Leonie Guskowski, GIZ
Electric rickshaws in Singa, TUMI
Singra is a small city located in the Western part of Bangladesh. When the COVID-19 pandemic started spreading globally in the beginning of 2020, the city was not spared. The municipality and the citizens found themselves in an extreme situation, as the extent of the crisis was not foreseeable and an adequate response thus proved difficult.
In addition to the health effects, the situation also posed a particular challenge for the city's transportation sector. It was not until 2019 that the first public transport system was introduced in the city as part of a TUMI Challenge pilot project, supported by the Transformative Urban Mobility Initiative (TUMI). With the TUMI Challenges, TUMI offers global cities the opportunity to implement innovative pilot projects in the field of sustainable mobility, and at the same time benefit from actors, knowledge and experience in the TUMI network.

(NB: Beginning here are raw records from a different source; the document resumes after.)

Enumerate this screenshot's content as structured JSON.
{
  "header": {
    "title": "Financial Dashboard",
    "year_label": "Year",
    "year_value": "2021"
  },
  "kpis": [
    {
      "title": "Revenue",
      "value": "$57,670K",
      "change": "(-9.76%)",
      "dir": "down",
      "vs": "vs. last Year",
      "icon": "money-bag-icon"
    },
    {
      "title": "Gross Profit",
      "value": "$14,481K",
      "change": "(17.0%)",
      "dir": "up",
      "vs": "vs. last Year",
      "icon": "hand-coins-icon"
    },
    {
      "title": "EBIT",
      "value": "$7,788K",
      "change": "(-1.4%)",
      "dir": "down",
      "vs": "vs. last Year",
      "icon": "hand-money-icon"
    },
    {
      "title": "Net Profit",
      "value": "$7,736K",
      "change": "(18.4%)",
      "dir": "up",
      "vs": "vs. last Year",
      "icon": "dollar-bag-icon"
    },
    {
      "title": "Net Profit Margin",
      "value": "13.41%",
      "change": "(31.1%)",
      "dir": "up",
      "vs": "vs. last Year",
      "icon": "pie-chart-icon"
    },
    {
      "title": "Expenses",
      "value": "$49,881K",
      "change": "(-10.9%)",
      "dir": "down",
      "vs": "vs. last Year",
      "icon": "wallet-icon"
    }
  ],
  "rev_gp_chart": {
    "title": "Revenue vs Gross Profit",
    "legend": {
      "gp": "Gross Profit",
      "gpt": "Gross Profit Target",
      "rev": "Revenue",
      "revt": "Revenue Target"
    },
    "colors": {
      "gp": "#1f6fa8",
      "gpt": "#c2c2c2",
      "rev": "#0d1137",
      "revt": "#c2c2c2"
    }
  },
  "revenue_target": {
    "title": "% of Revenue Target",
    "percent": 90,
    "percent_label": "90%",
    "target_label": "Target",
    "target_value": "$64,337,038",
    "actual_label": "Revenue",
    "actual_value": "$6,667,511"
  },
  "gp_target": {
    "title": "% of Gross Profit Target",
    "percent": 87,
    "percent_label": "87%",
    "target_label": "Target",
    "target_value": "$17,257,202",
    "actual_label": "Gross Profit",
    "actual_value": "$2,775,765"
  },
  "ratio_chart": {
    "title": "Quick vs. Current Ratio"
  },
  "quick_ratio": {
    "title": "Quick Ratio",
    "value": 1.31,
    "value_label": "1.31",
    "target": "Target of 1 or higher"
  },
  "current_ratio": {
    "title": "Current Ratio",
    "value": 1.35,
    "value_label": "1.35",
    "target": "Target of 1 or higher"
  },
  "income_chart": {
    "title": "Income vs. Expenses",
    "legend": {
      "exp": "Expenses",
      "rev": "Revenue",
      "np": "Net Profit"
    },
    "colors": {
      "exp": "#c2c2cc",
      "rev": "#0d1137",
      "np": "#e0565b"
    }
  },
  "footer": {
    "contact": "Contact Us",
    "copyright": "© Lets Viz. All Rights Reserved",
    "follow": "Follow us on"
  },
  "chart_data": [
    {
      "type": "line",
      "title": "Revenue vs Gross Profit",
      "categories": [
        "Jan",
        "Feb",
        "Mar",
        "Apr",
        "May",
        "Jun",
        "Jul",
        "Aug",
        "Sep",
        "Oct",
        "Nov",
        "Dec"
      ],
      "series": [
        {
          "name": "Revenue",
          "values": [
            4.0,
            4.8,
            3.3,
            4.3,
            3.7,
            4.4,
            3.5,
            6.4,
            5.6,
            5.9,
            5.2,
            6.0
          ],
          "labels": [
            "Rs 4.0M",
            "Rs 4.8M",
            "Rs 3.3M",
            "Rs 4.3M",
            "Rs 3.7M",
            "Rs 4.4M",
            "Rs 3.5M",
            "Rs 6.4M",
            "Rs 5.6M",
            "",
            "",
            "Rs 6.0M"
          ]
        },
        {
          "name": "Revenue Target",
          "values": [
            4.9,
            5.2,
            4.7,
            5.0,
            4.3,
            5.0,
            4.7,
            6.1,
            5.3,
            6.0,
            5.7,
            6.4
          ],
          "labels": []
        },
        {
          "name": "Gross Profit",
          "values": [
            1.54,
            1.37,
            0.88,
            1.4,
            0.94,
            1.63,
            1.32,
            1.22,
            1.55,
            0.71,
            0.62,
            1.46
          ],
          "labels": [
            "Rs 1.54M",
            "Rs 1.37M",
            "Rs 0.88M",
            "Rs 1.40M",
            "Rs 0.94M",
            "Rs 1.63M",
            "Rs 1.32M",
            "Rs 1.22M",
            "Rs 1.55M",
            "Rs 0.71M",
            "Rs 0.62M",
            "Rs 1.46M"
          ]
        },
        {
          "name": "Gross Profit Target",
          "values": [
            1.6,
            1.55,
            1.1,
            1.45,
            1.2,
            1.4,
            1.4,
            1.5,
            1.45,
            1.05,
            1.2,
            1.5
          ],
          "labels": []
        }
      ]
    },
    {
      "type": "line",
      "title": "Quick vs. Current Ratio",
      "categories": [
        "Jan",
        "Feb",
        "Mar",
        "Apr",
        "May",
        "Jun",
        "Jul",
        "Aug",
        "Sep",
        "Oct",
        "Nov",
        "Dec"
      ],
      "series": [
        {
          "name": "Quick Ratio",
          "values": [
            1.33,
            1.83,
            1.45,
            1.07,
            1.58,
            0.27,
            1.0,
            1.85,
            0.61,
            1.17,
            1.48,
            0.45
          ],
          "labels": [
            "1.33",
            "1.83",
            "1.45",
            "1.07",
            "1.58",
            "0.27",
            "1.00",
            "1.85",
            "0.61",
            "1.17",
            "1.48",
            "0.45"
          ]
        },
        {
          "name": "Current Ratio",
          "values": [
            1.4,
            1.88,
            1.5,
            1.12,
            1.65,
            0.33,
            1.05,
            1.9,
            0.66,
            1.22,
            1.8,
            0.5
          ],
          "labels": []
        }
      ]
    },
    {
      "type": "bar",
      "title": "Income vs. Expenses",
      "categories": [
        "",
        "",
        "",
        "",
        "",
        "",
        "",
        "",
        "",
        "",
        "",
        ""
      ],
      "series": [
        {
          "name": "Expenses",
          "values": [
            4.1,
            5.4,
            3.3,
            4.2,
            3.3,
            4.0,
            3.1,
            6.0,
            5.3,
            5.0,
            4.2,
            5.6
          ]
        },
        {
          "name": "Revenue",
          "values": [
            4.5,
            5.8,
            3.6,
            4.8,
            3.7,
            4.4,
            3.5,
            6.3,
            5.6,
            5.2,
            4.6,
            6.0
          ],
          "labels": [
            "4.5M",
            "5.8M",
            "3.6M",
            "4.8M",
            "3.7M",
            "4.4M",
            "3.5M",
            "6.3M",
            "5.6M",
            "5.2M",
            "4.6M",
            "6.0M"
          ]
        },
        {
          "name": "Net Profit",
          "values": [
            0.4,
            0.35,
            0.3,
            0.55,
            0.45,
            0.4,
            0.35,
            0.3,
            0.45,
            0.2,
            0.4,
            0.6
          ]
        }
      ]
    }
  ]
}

The first cases of COVID-19 in Bangladesh were reported on 8 March, 2020 in the capital city Dhaka. The country was not prepared for the exceptional medical challenges and the national government therefore enacted a country-wide lockdown beginning on 25 March, including the total suspension of all transport services. Despite the lockdown being enforced, the Singra Municipality quickly noticed that a lot of citizens were still moving for their daily needs, e.g. buying food and daily products. As a result, the first case of COVID-19 in Singra was reported in mid-April. To counteract the issue of citizens moving and interacting, and thus increasing the risk of spreading the virus, the municipality decided to use its public transport vehicles (electric rickshaws) to conduct food deliveries and deliveries of daily products. The deliveries could be ordered through a telephone hotline, which was created specifically for this purpose.
Since essential workers, such as nurses, doctors and other health workers, had to commute to work despite the lockdown and the suspension of transport services, the Singra Municipality assigned two vehicles for the transportation of health staff.
In addition to the public transport services, the TUMI Challenge project in Singra also introduced electric vehicles for emergency health services in the city. During the lockdown and beyond, one of these vehicles was used for the transportation of COVID-19 patients. Furthermore, the vehicles were used to collect samples for COVID-19 testing from remote areas of Singra.
Besides helping to contain the spread of the virus, ensure citizens’ food security, and the mobility of essential health workers, the quick and innovative reaction by the Singra Municipality also secured the longevity of the electric vehicles’ batteries, which would otherwise have been damaged due to non-usage.
By now, the situation in Singra has largely normalized. With the end of the lockdown on 30 May, most of the mobility measures that had been implemented were terminated, apart from the emergency vehicle for the transportation of COVID-19 patients which is still active now. Furthermore, regular awareness-raising is still being implemented with the help of the public transport vehicles. Through loudspeakers on the vehicles, medical information, rules of conduct and other information can be announced in all parts of the city.
Today, public transport services are largely being provided normally again. Passengers have to wear masks and there is information on distance regulations.
Looking back, the Singra Municipality identified the general closure of the public transport services as one of the most challenging issues in the past year. The prohibition of these services led to significant income losses for vehicle owners and operators. Secondly, the quality and condition of the vehicles suffered due to inactivity. With the innovative mobility responses, the municipality aimed to counteract these problems and to sustain mobility and health services for the citizens of Singra.